Sunday, July 30, 2006

7 seconds

The Sunday Times is sitting on the coffee table. (I didn’t purchase it!) I might pick it up for a look later on. But the significance of the location of the paper and my disinterest in it is something deserving of comment. I have been thinking a bit about my media consumption – being interviewed today about my blog for a newspaper article reminded me about the changes in how I access information. Yesterday watching and reading about contributions to Blogher, I saw part of a keynote from an 80 year old blogger, Millie Garfield. She reflected on how her day, media consumption and in fact her life has changed due to blogging and the internet.

In the past 6 months I have read fewer books, magazines and newspapers – the paper versions. When I think about buying a paper I now make a calculation about how much of it I have already scanned online and whether it’s worth buying. However I read more newspaper and magazine articles than ever before – but mostly online.

I have listened to less radio (thanks in part to Ryan Tubridy!) and watched very little television apart from the World Cup, some golf and the news channels. I have no idea what’s happening in soap land. I watch Big Brother only on eviction night, and watched my first film on TV in I don’t know how long on Thursday night. (Suprisingly good film on Channel 6 – Dirt)

I watch the news online on RTE, BBC and various US news channel websites, trying to watch the news at home when one does not control the remote was difficult enough - now I have an alternative and also choice in the stories I consume.

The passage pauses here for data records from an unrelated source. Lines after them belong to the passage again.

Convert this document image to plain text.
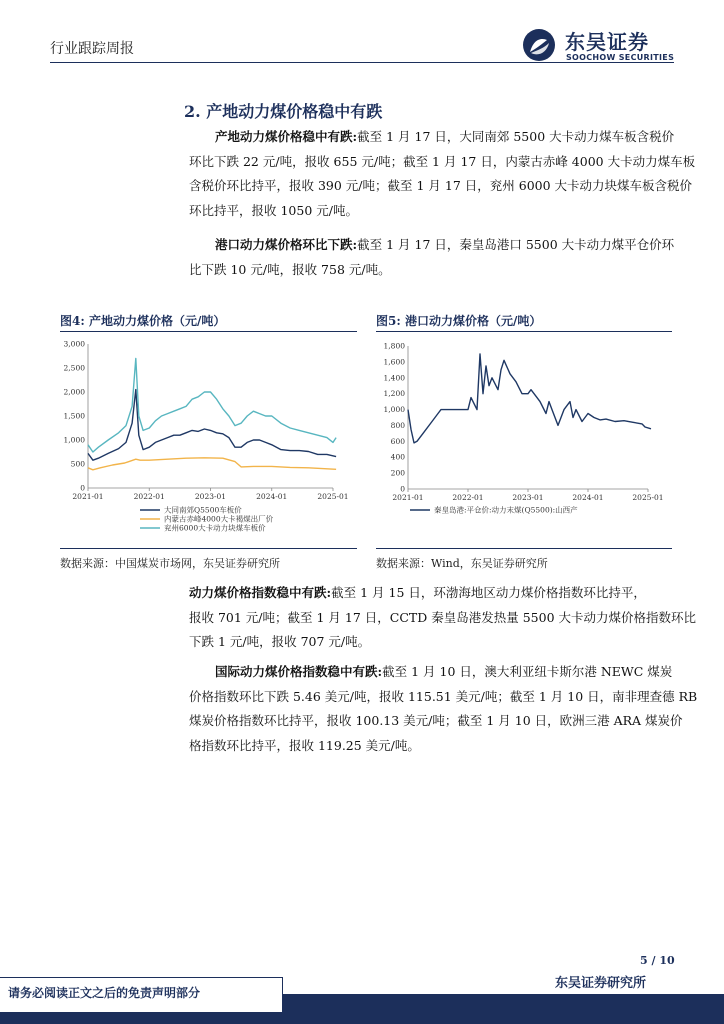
行业跟踪周报	东吴证券
SOOCHOW SECURITIES
2. 产地动力煤价格稳中有跌

产地动力煤价格稳中有跌:截至 1 月 17 日，大同南郊 5500 大卡动力煤车板含税价
环比下跌 22 元/吨，报收 655 元/吨；截至 1 月 17 日，内蒙古赤峰 4000 大卡动力煤车板
含税价环比持平，报收 390 元/吨；截至 1 月 17 日，兖州 6000 大卡动力块煤车板含税价
环比持平，报收 1050 元/吨。

港口动力煤价格环比下跌:截至 1 月 17 日，秦皇岛港口 5500 大卡动力煤平仓价环
比下跌 10 元/吨，报收 758 元/吨。

图4: 产地动力煤价格（元/吨）
0
500
1,000
1,500
2,000
2,500
3,000
2021-01	2022-01	2023-01	2024-01	2025-01
大同南郊Q5500车板价
内蒙古赤峰4000大卡褐煤出厂价
兖州6000大卡动力块煤车板价
数据来源：中国煤炭市场网，东吴证券研究所
图5: 港口动力煤价格（元/吨）
0
200
400
600
800
1,000
1,200
1,400
1,600
1,800
2021-01	2022-01	2023-01	2024-01	2025-01
秦皇岛港:平仓价:动力末煤(Q5500):山西产
数据来源：Wind，东吴证券研究所

动力煤价格指数稳中有跌:截至 1 月 15 日，环渤海地区动力煤价格指数环比持平，
报收 701 元/吨；截至 1 月 17 日，CCTD 秦皇岛港发热量 5500 大卡动力煤价格指数环比
下跌 1 元/吨，报收 707 元/吨。

国际动力煤价格指数稳中有跌:截至 1 月 10 日，澳大利亚纽卡斯尔港 NEWC 煤炭
价格指数环比下跌 5.46 美元/吨，报收 115.51 美元/吨；截至 1 月 10 日，南非理查德 RB
煤炭价格指数环比持平，报收 100.13 美元/吨；截至 1 月 10 日，欧洲三港 ARA 煤炭价
格指数环比持平，报收 119.25 美元/吨。

5 / 10
请务必阅读正文之后的免责声明部分
东吴证券研究所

Technorati or my Bloglines list are now probably my first port of call for catching up on a news story – what is News though? – that too has changed for me. For example, I have more interest in technology, social media and eastern European lgbt politics than I had a year ago when I started blogging. (Whether I understand any more about technology and the tech industry, Web 2.0 etc. is debatable!!)

I know more about what is happening in Robert Scoble’s life than what’s happening on Coronation Street. I listen to the Daily Source Code and many other tech/political/food podcasts every week including bits from BBC Radio 4 and Newstalk’s output which they now podcast. The Guardian’s podcasts are also a part of my media diet. I’ll readily read politician’s blogs (sans press releases!) rather than watch Oireachtas Report or listen to David Davin Power’s analysis.

Feminist writing and analysis is more easily found online than in mainstream outlets, Feministe and Womens Enews feed that part of my media soul.

My interest in current affairs has not lessened at all, the way I consume information has. I search for items for both my blog and also for other online resources I manage and I add to my increasingly diverse pile of useless information that I keep in my head. Well try to keep or at least let pass through my brain on its way somewhere else!

Tom Raftery talks about the goldfish effect on all this information consumption – yes with the huge expansion in blogging one does have to really stand out to be remembered. But this was the same with ‘old’ media too. Blob blob blob….


At 18:29, Blogger Simon said...

good post. I feel the same. Who interviewed you

At 19:37, Blogger Suzy said...

the irish indo, we'll see if it ever makes it to being available to wrap chips in. Oooh dinner...

At 19:48, Anonymous Damien Mulley said...

Brilliant post.

At 09:16, Anonymous Tom Raftery said...

Thank you for saying, what I was trying to say, far more eloquently than I ever could!

It is true that it is the goldfish effect happened with old media too. However, there are far more information sources now (50m+ blogs) to forget than there was when we just had old media!

At 21:20, Anonymous Sean R said...

Excellent post Maman Poulet, raising important issues.Food for thought (or am I thinking of chips also?)